Sementara istilah pelaku bid'ah (baca: mubtadi') menurut adat terkesan tercela.
Adapun Abu Adnan berpendapat bahwa bid'ah adalah melakukan satu
perbuatan yang nyaris belum pernah dilakukan oleh siapapun, seperti perkataan
Anda: si fulan berbuat bid'ah dalam perkara ini, artinya ia telah mendahului
untuk melakukan hal itu sebelum orang lain.
Bid'ah Menurut Istilah
(Terminologi/Syariat)
Ada dua cara yang ditempuh para ulama untuk mendefinisikan
bid'ah menurut syara'.
Segala hal yang tidak pernah
dilakukan Nabi SAW adalah Bid'ah
Pandangan ini dimotori oleh Al Izz bin Abdussalam (ulama madzhab
Syafi'i), dia menganggap bahwa segala hal yang tidak pernah dilakukan Nabi SAW
sebagai bid'ah.
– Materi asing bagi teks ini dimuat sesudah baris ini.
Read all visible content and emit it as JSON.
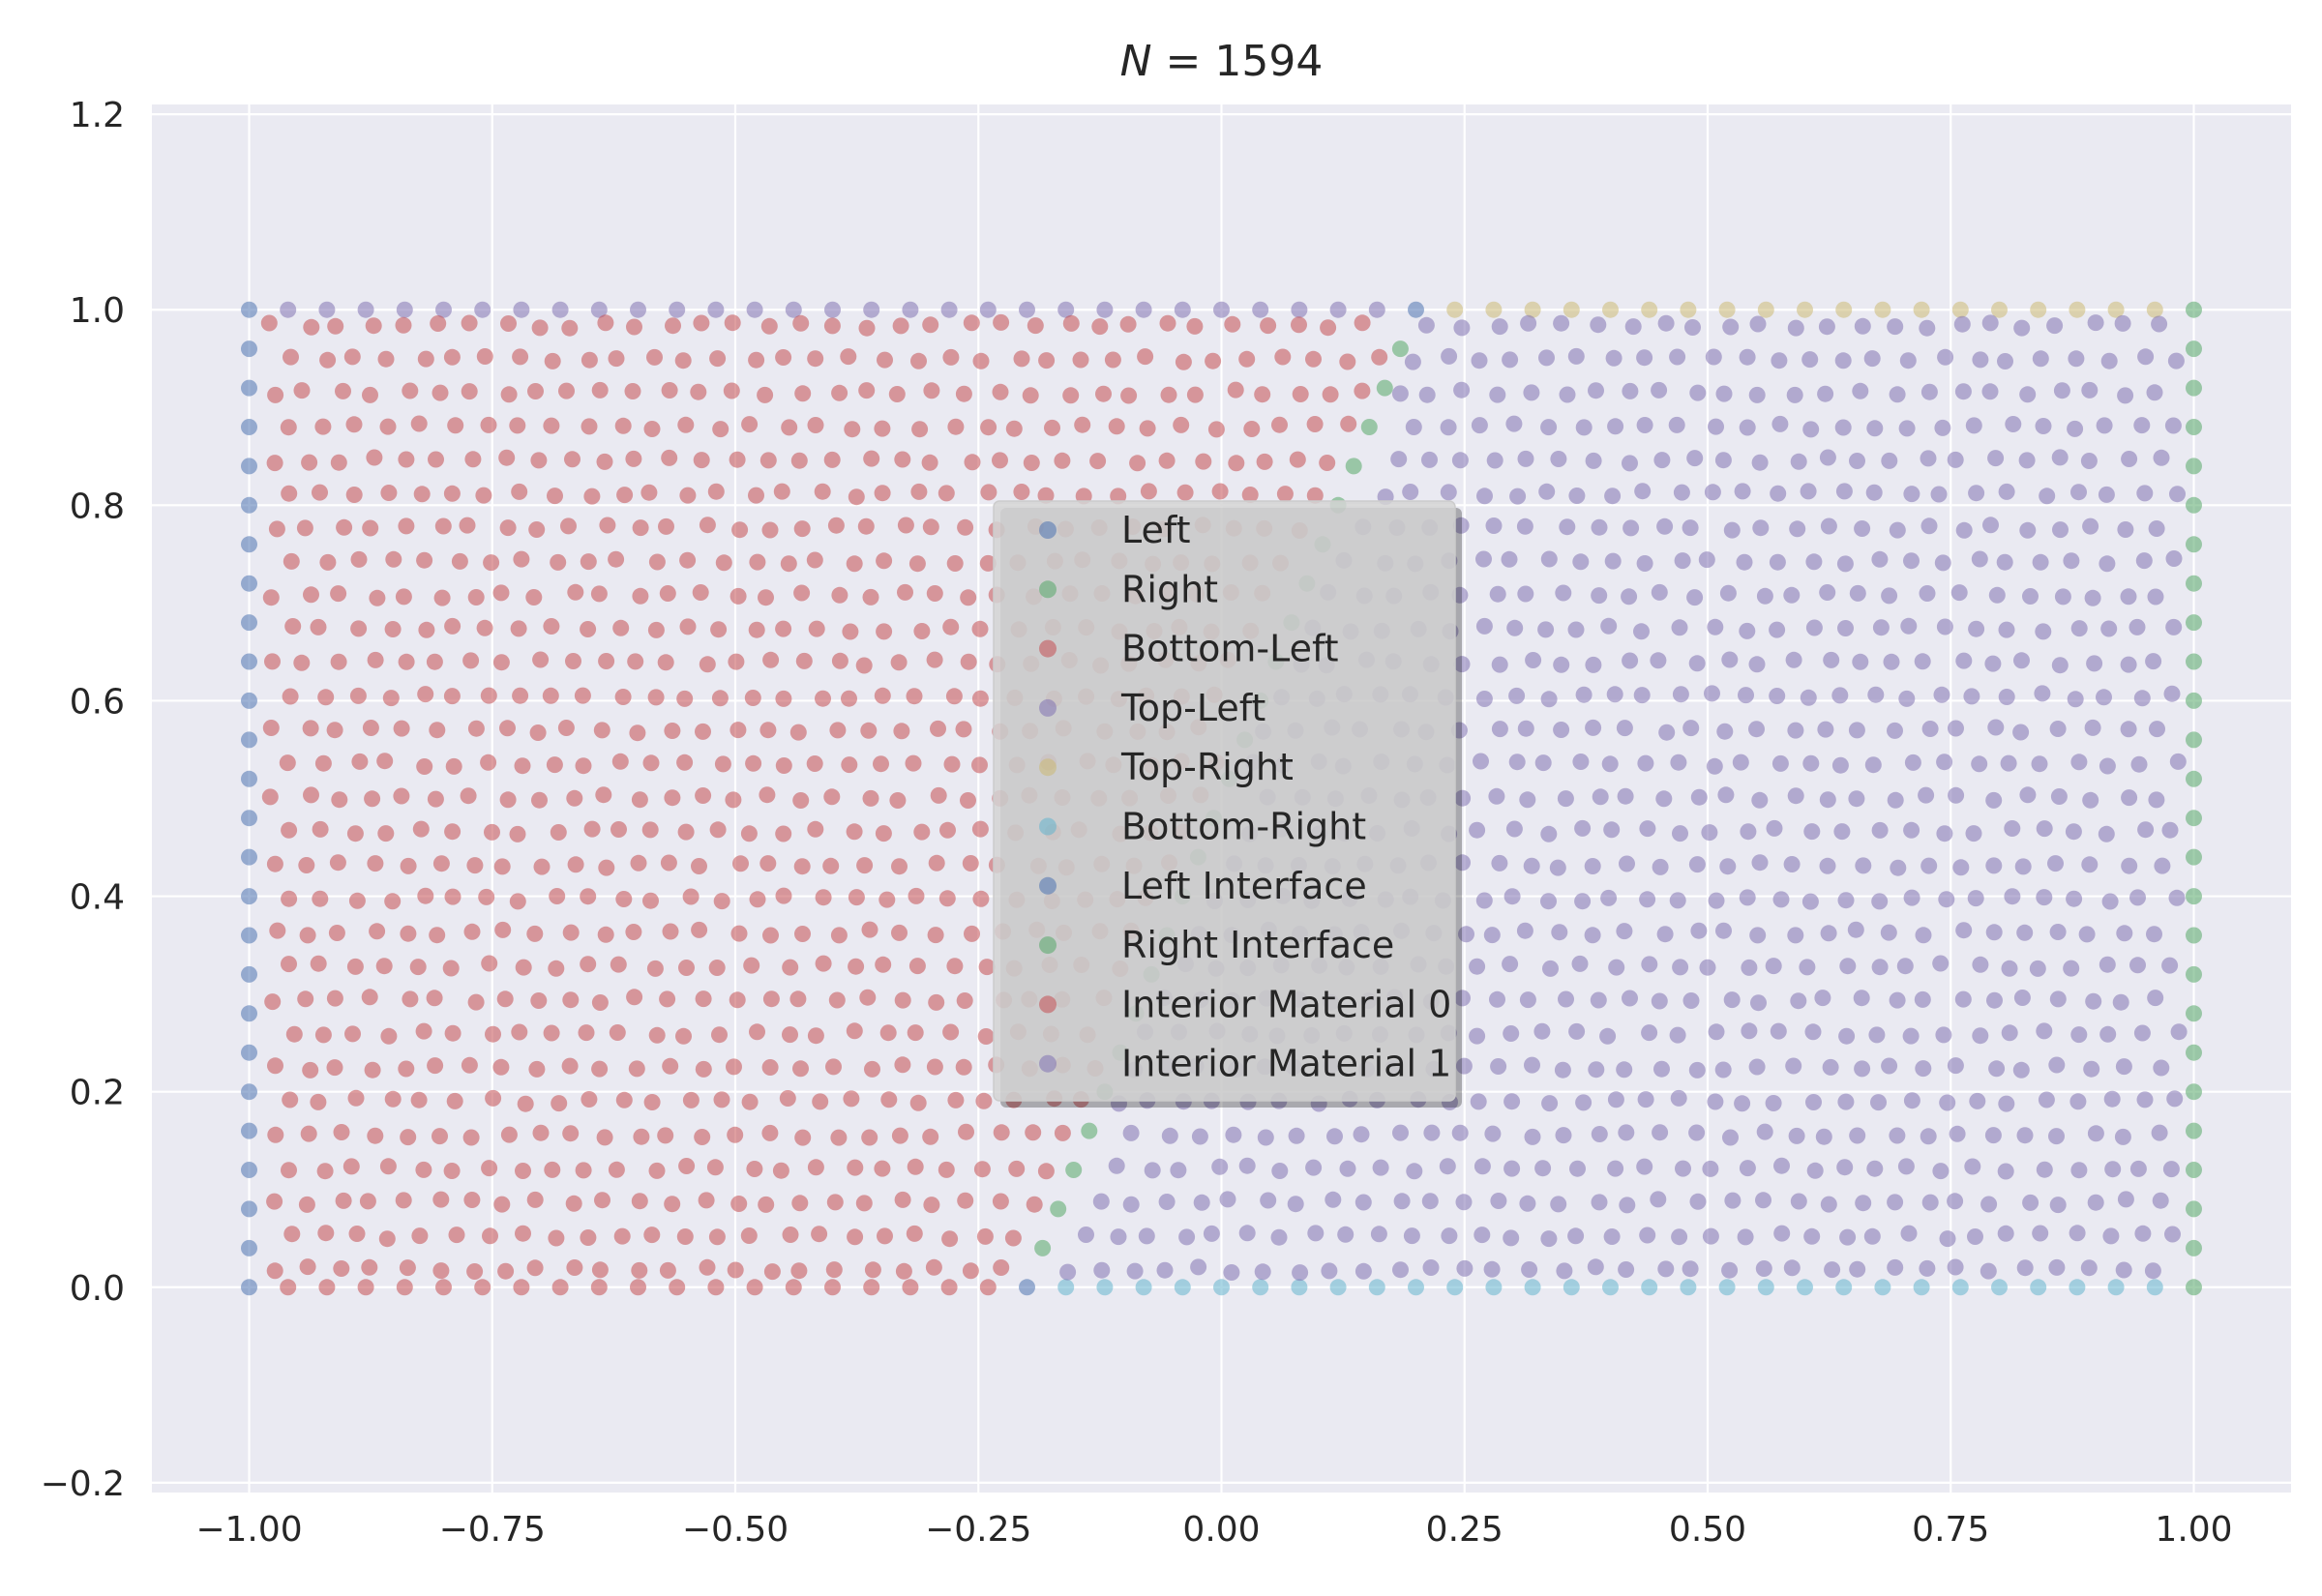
{
  "chart_data": {
    "type": "scatter",
    "title": "N = 1594",
    "xlabel": "",
    "ylabel": "",
    "xlim": [
      -1.1,
      1.1
    ],
    "ylim": [
      -0.21,
      1.21
    ],
    "xticks": [
      "−1.00",
      "−0.75",
      "−0.50",
      "−0.25",
      "0.00",
      "0.25",
      "0.50",
      "0.75",
      "1.00"
    ],
    "xtick_values": [
      -1.0,
      -0.75,
      -0.5,
      -0.25,
      0.0,
      0.25,
      0.5,
      0.75,
      1.0
    ],
    "yticks": [
      "−0.2",
      "0.0",
      "0.2",
      "0.4",
      "0.6",
      "0.8",
      "1.0",
      "1.2"
    ],
    "ytick_values": [
      -0.2,
      0.0,
      0.2,
      0.4,
      0.6,
      0.8,
      1.0,
      1.2
    ],
    "grid": true,
    "legend_position": "center",
    "series": [
      {
        "name": "Left",
        "color": "#4c72b0",
        "shape": "left-boundary: x = -1.0, y from 0.0 to 1.0 step 0.04"
      },
      {
        "name": "Right",
        "color": "#55a868",
        "shape": "right-boundary: x = 1.0, y from 0.0 to 1.0 step 0.04"
      },
      {
        "name": "Bottom-Left",
        "color": "#c44e52",
        "shape": "bottom boundary y = 0.0, x from -0.96 to -0.24"
      },
      {
        "name": "Top-Left",
        "color": "#8172b3",
        "shape": "top boundary y = 1.0, x from -0.96 to 0.16"
      },
      {
        "name": "Top-Right",
        "color": "#ccb974",
        "shape": "top boundary y = 1.0, x from 0.20 to 0.96"
      },
      {
        "name": "Bottom-Right",
        "color": "#64b5cd",
        "shape": "bottom boundary y = 0.0, x from -0.16 to 0.96"
      },
      {
        "name": "Left Interface",
        "color": "#4c72b0",
        "shape": "points (-0.2, 0.0) and (0.2, 1.0)"
      },
      {
        "name": "Right Interface",
        "color": "#55a868",
        "shape": "diagonal interface from (-0.2, 0.0) to (0.2, 1.0)"
      },
      {
        "name": "Interior Material 0",
        "color": "#c44e52",
        "shape": "interior region left of interface"
      },
      {
        "name": "Interior Material 1",
        "color": "#8172b3",
        "shape": "interior region right of interface"
      }
    ]
  }
}
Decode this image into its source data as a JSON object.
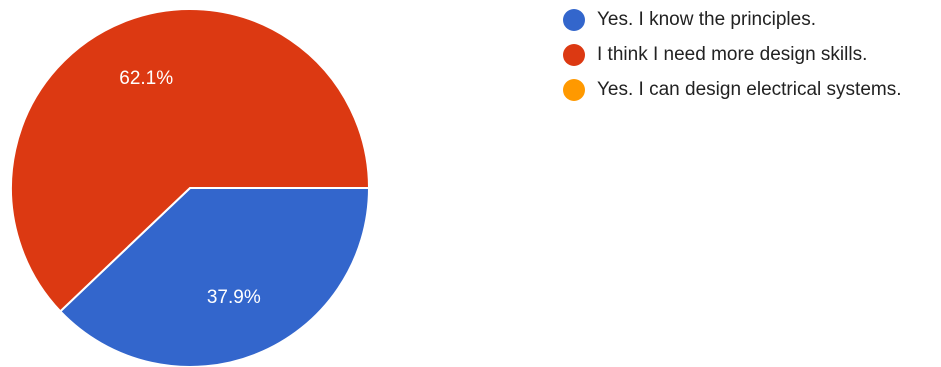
{
  "chart_data": {
    "type": "pie",
    "slices": [
      {
        "label": "Yes. I know the principles.",
        "value": 37.9,
        "display": "37.9%",
        "color": "#3366cc"
      },
      {
        "label": "I think I need more design skills.",
        "value": 62.1,
        "display": "62.1%",
        "color": "#dc3912"
      },
      {
        "label": "Yes. I can design electrical systems.",
        "value": 0,
        "display": "",
        "color": "#ff9900"
      }
    ],
    "legend_position": "right"
  }
}
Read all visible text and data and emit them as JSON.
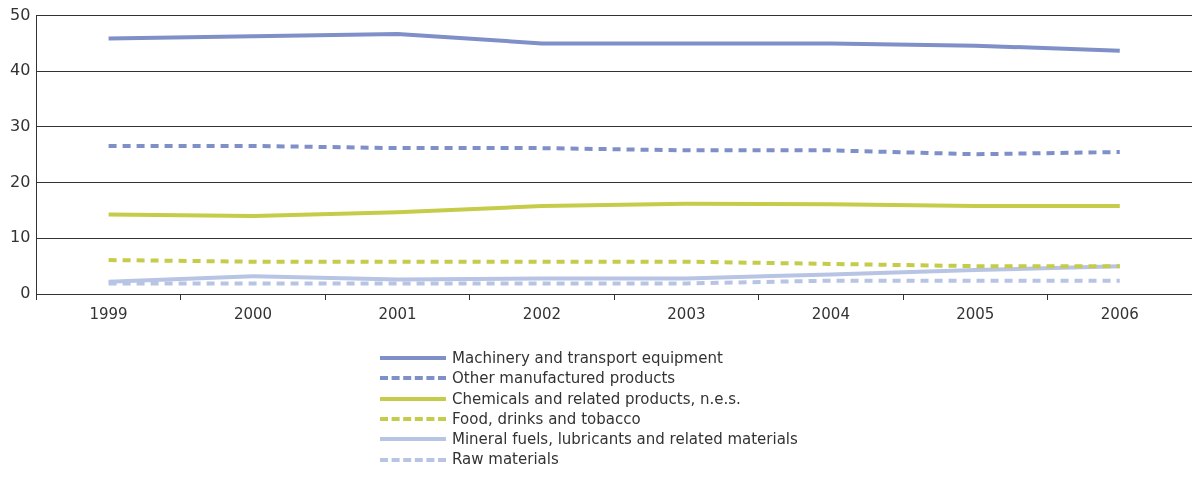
{
  "chart_data": {
    "type": "line",
    "categories": [
      "1999",
      "2000",
      "2001",
      "2002",
      "2003",
      "2004",
      "2005",
      "2006"
    ],
    "ylim": [
      0,
      50
    ],
    "yticks": [
      0,
      10,
      20,
      30,
      40,
      50
    ],
    "grid": "y",
    "legend": "bottom",
    "marker": "none",
    "series": [
      {
        "name": "Machinery and transport equipment",
        "color": "#7f8fc8",
        "line_style": "solid",
        "values": [
          45.9,
          46.3,
          46.7,
          45.0,
          45.0,
          45.0,
          44.6,
          43.7
        ]
      },
      {
        "name": "Other manufactured products",
        "color": "#7f8fc8",
        "line_style": "dashed",
        "values": [
          26.6,
          26.6,
          26.2,
          26.2,
          25.8,
          25.8,
          25.1,
          25.5
        ]
      },
      {
        "name": "Chemicals and related products, n.e.s.",
        "color": "#c4cc4a",
        "line_style": "solid",
        "values": [
          14.3,
          14.0,
          14.7,
          15.8,
          16.2,
          16.1,
          15.8,
          15.8
        ]
      },
      {
        "name": "Food, drinks and tobacco",
        "color": "#c4cc4a",
        "line_style": "dashed",
        "values": [
          6.1,
          5.8,
          5.8,
          5.8,
          5.8,
          5.4,
          5.0,
          5.0
        ]
      },
      {
        "name": "Mineral fuels, lubricants and related materials",
        "color": "#b8c4e4",
        "line_style": "solid",
        "values": [
          2.2,
          3.2,
          2.6,
          2.8,
          2.8,
          3.5,
          4.3,
          5.0
        ]
      },
      {
        "name": "Raw materials",
        "color": "#b8c4e4",
        "line_style": "dashed",
        "values": [
          1.9,
          1.9,
          1.9,
          1.9,
          1.9,
          2.4,
          2.4,
          2.4
        ]
      }
    ]
  }
}
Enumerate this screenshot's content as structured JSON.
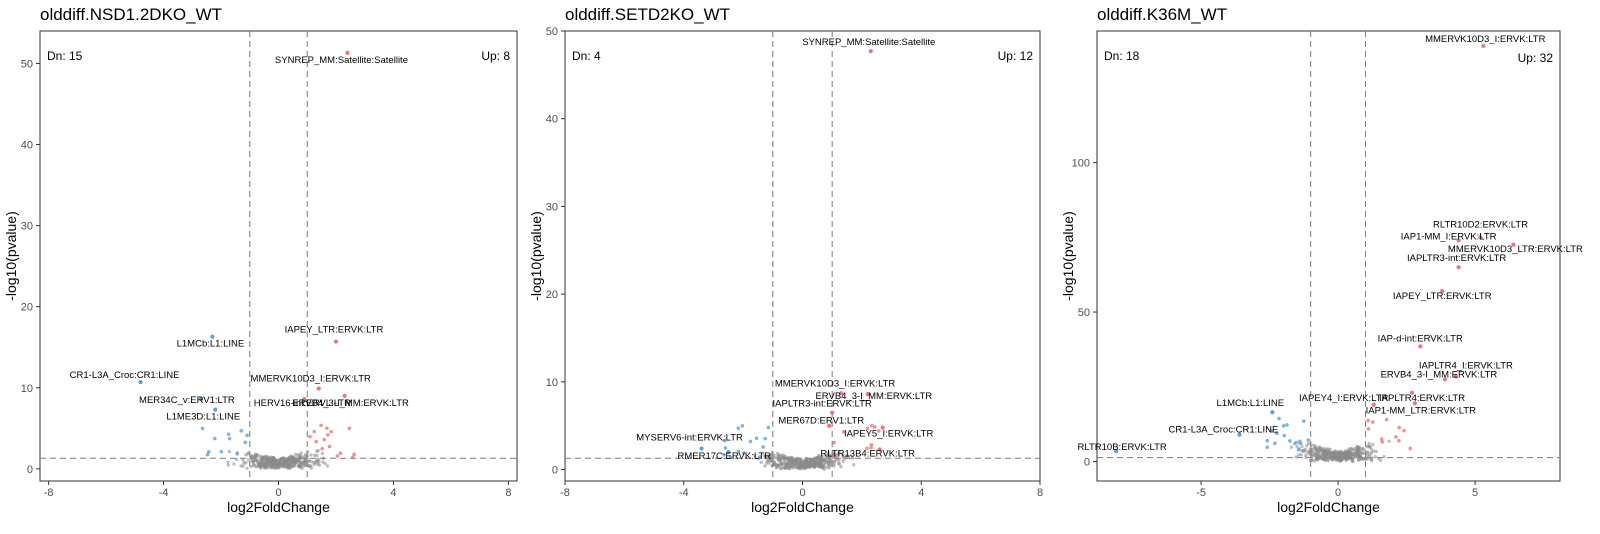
{
  "chart_data": [
    {
      "type": "scatter",
      "title": "olddiff.NSD1.2DKO_WT",
      "xlabel": "log2FoldChange",
      "ylabel": "-log10(pvalue)",
      "xlim": [
        -8.3,
        8.3
      ],
      "ylim": [
        -1.5,
        54
      ],
      "xticks": [
        -8,
        -4,
        0,
        4,
        8
      ],
      "yticks": [
        0,
        10,
        20,
        30,
        40,
        50
      ],
      "vlines": [
        -1,
        1
      ],
      "hline": 1.3,
      "counts": {
        "down": "Dn: 15",
        "up": "Up: 8"
      },
      "labels": [
        {
          "text": "SYNREP_MM:Satellite:Satellite",
          "x": 2.4,
          "y": 51.3,
          "dir": "up"
        },
        {
          "text": "IAPEY_LTR:ERVK:LTR",
          "x": 2.0,
          "y": 15.7,
          "dir": "up"
        },
        {
          "text": "L1MCb:L1:LINE",
          "x": -2.3,
          "y": 16.3,
          "dir": "down"
        },
        {
          "text": "CR1-L3A_Croc:CR1:LINE",
          "x": -4.8,
          "y": 10.7,
          "dir": "down"
        },
        {
          "text": "MMERVK10D3_I:ERVK:LTR",
          "x": 1.4,
          "y": 9.9,
          "dir": "up"
        },
        {
          "text": "MER34C_v:ERV1:LTR",
          "x": -2.7,
          "y": 8.6,
          "dir": "down"
        },
        {
          "text": "HERV16-int:ERVL:LTR",
          "x": 0.9,
          "y": 8.6,
          "dir": "up"
        },
        {
          "text": "ERVB4_3-I_MM:ERVK:LTR",
          "x": 2.3,
          "y": 9.0,
          "dir": "up"
        },
        {
          "text": "L1ME3D:L1:LINE",
          "x": -2.2,
          "y": 7.3,
          "dir": "down"
        }
      ]
    },
    {
      "type": "scatter",
      "title": "olddiff.SETD2KO_WT",
      "xlabel": "log2FoldChange",
      "ylabel": "-log10(pvalue)",
      "xlim": [
        -8.0,
        8.0
      ],
      "ylim": [
        -1.3,
        50.0
      ],
      "xticks": [
        -8,
        -4,
        0,
        4,
        8
      ],
      "yticks": [
        0,
        10,
        20,
        30,
        40,
        50
      ],
      "vlines": [
        -1,
        1
      ],
      "hline": 1.3,
      "counts": {
        "down": "Dn: 4",
        "up": "Up: 12"
      },
      "labels": [
        {
          "text": "SYNREP_MM:Satellite:Satellite",
          "x": 2.3,
          "y": 47.7,
          "dir": "up"
        },
        {
          "text": "MMERVK10D3_I:ERVK:LTR",
          "x": 1.3,
          "y": 8.7,
          "dir": "up"
        },
        {
          "text": "ERVB4_3-I_MM:ERVK:LTR",
          "x": 2.2,
          "y": 8.6,
          "dir": "up"
        },
        {
          "text": "IAPLTR3-int:ERVK:LTR",
          "x": 1.0,
          "y": 6.5,
          "dir": "up"
        },
        {
          "text": "MER67D:ERV1:LTR",
          "x": 0.9,
          "y": 5.0,
          "dir": "up"
        },
        {
          "text": "IAPEY5_I:ERVK:LTR",
          "x": 2.7,
          "y": 4.8,
          "dir": "up"
        },
        {
          "text": "MYSERV6-int:ERVK:LTR",
          "x": -3.4,
          "y": 2.4,
          "dir": "down"
        },
        {
          "text": "RMER17C:ERVK:LTR",
          "x": -2.5,
          "y": 2.0,
          "dir": "down"
        },
        {
          "text": "RLTR13B4:ERVK:LTR",
          "x": 2.6,
          "y": 2.3,
          "dir": "up"
        }
      ]
    },
    {
      "type": "scatter",
      "title": "olddiff.K36M_WT",
      "xlabel": "log2FoldChange",
      "ylabel": "-log10(pvalue)",
      "xlim": [
        -8.8,
        8.1
      ],
      "ylim": [
        -6.5,
        144
      ],
      "xticks": [
        -5,
        0,
        5
      ],
      "yticks": [
        0,
        50,
        100
      ],
      "vlines": [
        -1,
        1
      ],
      "hline": 1.3,
      "counts": {
        "down": "Dn: 18",
        "up": "Up: 32"
      },
      "labels": [
        {
          "text": "MMERVK10D3_I:ERVK:LTR",
          "x": 5.3,
          "y": 139.0,
          "dir": "up"
        },
        {
          "text": "RLTR10D2:ERVK:LTR",
          "x": 5.2,
          "y": 75.0,
          "dir": "up"
        },
        {
          "text": "IAP1-MM_I:ERVK:LTR",
          "x": 4.4,
          "y": 74.0,
          "dir": "up"
        },
        {
          "text": "MMERVK10D3_LTR:ERVK:LTR",
          "x": 6.4,
          "y": 72.5,
          "dir": "up"
        },
        {
          "text": "IAPLTR3-int:ERVK:LTR",
          "x": 4.4,
          "y": 65.0,
          "dir": "up"
        },
        {
          "text": "IAPEY_LTR:ERVK:LTR",
          "x": 3.8,
          "y": 57.0,
          "dir": "up"
        },
        {
          "text": "IAP-d-int:ERVK:LTR",
          "x": 3.0,
          "y": 38.5,
          "dir": "up"
        },
        {
          "text": "IAPLTR4_I:ERVK:LTR",
          "x": 4.3,
          "y": 28.5,
          "dir": "up"
        },
        {
          "text": "ERVB4_3-I_MM:ERVK:LTR",
          "x": 3.9,
          "y": 27.5,
          "dir": "up"
        },
        {
          "text": "IAPLTR4:ERVK:LTR",
          "x": 2.7,
          "y": 23.0,
          "dir": "up"
        },
        {
          "text": "IAPEY4_I:ERVK:LTR",
          "x": 1.3,
          "y": 19.0,
          "dir": "up"
        },
        {
          "text": "IAP1-MM_LTR:ERVK:LTR",
          "x": 2.8,
          "y": 19.5,
          "dir": "up"
        },
        {
          "text": "L1MCb:L1:LINE",
          "x": -2.4,
          "y": 16.5,
          "dir": "down"
        },
        {
          "text": "CR1-L3A_Croc:CR1:LINE",
          "x": -3.6,
          "y": 9.0,
          "dir": "down"
        },
        {
          "text": "RLTR10B:ERVK:LTR",
          "x": -8.1,
          "y": 3.5,
          "dir": "down"
        }
      ]
    }
  ],
  "colors": {
    "up": "#e8787b",
    "down": "#5ba3d6",
    "ns": "#8a8a8a",
    "guide": "#7a7a7a",
    "frame": "#333333"
  }
}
Bid'ah ini pun terbagi kepada hukum yang lima. Berikut
perkataan Al Izz:
"Amal perbuatan yang belum
pernah ada di zaman Nabi SAW atau tidak pernah dilakukan di zaman beliau
terbagi lima macam:
- Bid'ah wajib.
- Bid'ah haram
- Bid'ah sunah
- Bid'ah makruh
- Bid'ah mubah
Adapun untuk mengetahui semua itu
adalah mengembalikan semua perbuatan yang dinggap bid'ah itu di hadapan
kaidah-kaidah syariat, jika ia masuk atau sesuai dengan kaidah atau prinsip
wajib maka perbuatan itupun menjadi wajib (bid'ah wajib), jika ia masuk atau
sesuai dengan kaidah atau prinsip haram maka perbuatan itupun menjadi haram
(bid'ah haram), jika ia masuk atau sesuai dengan kaidah atau prinsip sunah maka
perbuatan itupun menjadi sunah (bid'ah sunah), jika ia masuk atau sesuai dengan
kaidah atau prinsip mubah (boleh) maka perbuatan itupun menjadi mubah (bid'ah
mubah). (Lihat Qawa'id Al Ahkam fi Mashalihil Anam, juz 2. h. 204)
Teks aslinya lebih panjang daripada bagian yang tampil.